Red Square in /ui/core/hasync_status on OpenVPN instances but sync seems fine

[Zugschlus]

Hi,
I have a cluster of two OPNsense machines running 25.1.10 (I know, later). I have two OpenVPN instances configured. The OpenVPN instances seem to sync fine, so do the associated certificates seem to sync just fine. But in /ui/core/hasync_status, the two OpenVPN instances show a red square where all other services have a green arrow:
You cannot view this attachment.
That doesn't look nice. What is going on here and how can I make those two pieces of red vanish?
Greetings
Marc Haber

[Patrick M. Hausen]

Did you explicitly specify the bind address for the instance as the CARP address on WAN? In that case the service cannot start on the standby until a failover happens.
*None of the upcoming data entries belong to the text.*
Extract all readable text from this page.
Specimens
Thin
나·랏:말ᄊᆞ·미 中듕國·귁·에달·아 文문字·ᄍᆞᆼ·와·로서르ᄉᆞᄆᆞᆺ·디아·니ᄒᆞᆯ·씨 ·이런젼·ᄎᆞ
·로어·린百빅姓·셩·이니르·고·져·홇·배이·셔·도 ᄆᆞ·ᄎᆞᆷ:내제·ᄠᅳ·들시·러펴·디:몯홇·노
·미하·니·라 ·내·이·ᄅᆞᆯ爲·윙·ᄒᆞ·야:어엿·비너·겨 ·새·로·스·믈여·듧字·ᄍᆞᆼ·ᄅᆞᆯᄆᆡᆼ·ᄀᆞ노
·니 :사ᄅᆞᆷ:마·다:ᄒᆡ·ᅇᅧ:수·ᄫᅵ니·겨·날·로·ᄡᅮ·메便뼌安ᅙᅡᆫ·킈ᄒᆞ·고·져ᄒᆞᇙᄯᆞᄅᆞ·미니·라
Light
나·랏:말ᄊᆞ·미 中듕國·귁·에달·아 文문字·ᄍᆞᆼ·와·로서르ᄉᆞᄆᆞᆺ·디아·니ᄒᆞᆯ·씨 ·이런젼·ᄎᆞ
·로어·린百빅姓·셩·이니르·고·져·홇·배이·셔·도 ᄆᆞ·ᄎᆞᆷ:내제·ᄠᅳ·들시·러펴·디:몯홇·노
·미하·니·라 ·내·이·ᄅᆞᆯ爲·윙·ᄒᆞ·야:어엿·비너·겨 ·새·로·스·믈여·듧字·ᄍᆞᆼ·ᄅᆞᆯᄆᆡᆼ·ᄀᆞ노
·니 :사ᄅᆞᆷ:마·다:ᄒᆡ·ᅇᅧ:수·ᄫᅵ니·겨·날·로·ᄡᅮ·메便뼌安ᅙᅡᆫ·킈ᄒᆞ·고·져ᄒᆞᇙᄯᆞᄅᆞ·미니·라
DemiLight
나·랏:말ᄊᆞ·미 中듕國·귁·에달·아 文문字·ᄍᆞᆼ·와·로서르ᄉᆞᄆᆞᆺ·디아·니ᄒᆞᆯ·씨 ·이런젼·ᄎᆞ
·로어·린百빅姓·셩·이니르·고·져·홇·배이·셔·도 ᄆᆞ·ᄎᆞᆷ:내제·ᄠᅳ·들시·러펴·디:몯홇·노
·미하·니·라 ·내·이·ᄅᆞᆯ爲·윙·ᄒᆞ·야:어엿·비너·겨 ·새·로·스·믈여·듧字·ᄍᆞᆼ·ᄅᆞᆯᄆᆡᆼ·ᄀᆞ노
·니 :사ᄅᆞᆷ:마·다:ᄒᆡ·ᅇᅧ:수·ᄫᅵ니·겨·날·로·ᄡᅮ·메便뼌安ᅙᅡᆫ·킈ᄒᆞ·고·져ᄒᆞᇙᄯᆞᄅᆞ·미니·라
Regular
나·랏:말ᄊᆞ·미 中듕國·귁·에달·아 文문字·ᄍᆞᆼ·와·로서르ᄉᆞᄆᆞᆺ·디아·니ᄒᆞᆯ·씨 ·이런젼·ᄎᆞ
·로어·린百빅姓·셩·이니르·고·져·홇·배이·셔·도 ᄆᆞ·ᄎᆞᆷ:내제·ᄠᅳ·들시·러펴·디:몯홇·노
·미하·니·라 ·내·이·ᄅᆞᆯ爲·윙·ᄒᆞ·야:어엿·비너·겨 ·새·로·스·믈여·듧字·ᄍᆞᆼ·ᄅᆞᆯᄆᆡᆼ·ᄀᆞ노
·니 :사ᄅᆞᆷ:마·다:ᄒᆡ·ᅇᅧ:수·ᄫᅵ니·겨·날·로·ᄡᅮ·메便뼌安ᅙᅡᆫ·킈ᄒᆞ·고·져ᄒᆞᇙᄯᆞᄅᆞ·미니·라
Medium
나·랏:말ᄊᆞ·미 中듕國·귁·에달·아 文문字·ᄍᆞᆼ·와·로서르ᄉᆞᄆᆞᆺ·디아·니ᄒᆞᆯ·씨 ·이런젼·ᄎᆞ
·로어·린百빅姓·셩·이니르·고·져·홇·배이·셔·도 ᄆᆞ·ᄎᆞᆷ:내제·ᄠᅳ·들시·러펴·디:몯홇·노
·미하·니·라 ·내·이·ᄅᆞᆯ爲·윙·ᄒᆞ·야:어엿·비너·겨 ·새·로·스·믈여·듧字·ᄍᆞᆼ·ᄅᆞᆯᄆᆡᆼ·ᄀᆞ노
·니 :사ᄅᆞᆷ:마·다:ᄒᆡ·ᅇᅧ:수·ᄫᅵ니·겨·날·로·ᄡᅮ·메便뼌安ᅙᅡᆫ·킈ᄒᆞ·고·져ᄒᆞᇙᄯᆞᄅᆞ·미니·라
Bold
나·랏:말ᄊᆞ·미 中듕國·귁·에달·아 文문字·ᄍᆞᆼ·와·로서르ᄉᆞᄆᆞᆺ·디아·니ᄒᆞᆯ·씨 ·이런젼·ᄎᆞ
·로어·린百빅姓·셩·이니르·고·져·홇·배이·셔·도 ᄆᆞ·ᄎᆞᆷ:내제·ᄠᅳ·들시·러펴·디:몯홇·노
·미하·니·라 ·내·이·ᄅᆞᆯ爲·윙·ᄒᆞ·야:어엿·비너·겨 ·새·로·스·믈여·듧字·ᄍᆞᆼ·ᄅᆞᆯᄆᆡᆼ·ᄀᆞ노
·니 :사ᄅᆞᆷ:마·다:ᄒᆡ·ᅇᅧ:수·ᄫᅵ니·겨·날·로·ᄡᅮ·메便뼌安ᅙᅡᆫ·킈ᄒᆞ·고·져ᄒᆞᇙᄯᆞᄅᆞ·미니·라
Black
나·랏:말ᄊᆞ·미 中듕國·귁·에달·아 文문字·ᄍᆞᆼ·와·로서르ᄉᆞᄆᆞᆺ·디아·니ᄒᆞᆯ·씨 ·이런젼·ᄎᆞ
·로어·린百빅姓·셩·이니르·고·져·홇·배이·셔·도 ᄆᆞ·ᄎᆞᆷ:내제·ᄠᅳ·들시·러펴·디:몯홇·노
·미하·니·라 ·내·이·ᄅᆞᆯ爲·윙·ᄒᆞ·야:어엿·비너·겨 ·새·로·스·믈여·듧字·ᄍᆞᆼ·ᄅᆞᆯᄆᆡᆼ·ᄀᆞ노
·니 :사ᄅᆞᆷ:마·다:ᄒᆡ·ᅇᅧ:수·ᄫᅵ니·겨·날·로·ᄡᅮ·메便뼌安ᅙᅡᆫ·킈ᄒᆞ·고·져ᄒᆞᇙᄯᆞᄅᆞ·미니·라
That's what the UI is telling you. Not "broken", just "stopped".

If you leave the bind address empty, everything should be green.

The HA implementation is pretty straightforward and does in general not mess with e.g. reconfiguring services on failover. The upside is it is really robust and easy to understand and debug.

Services should generally listen to INADDR_ANY (0.0.0.0) for robust binding to a socket and leave it to firewall rules to control accessability on various interfaces.

If that bothers you, I suggest binding OpenVPN to 127.0.0.1 and using NAT port forwarding from the WAN CARP address to that one.

[Zugschlus]

Did you explicitly specify the bind address for the instance as the CARP address on WAN?

I first though "of course, Idiot Me", but I didn't.

You cannot view this attachment.

Any other ideas?

By the way, your additional input that I didn't quote was wildly helpful for me to understand OPNsense's philosophy. Appreciated.

Greetings
Marc

[Patrick M. Hausen]

And if you click on the obvious "start" button, nothing changes?

Then it's time to check the logs on the standby, I guess, for why the services fail to start.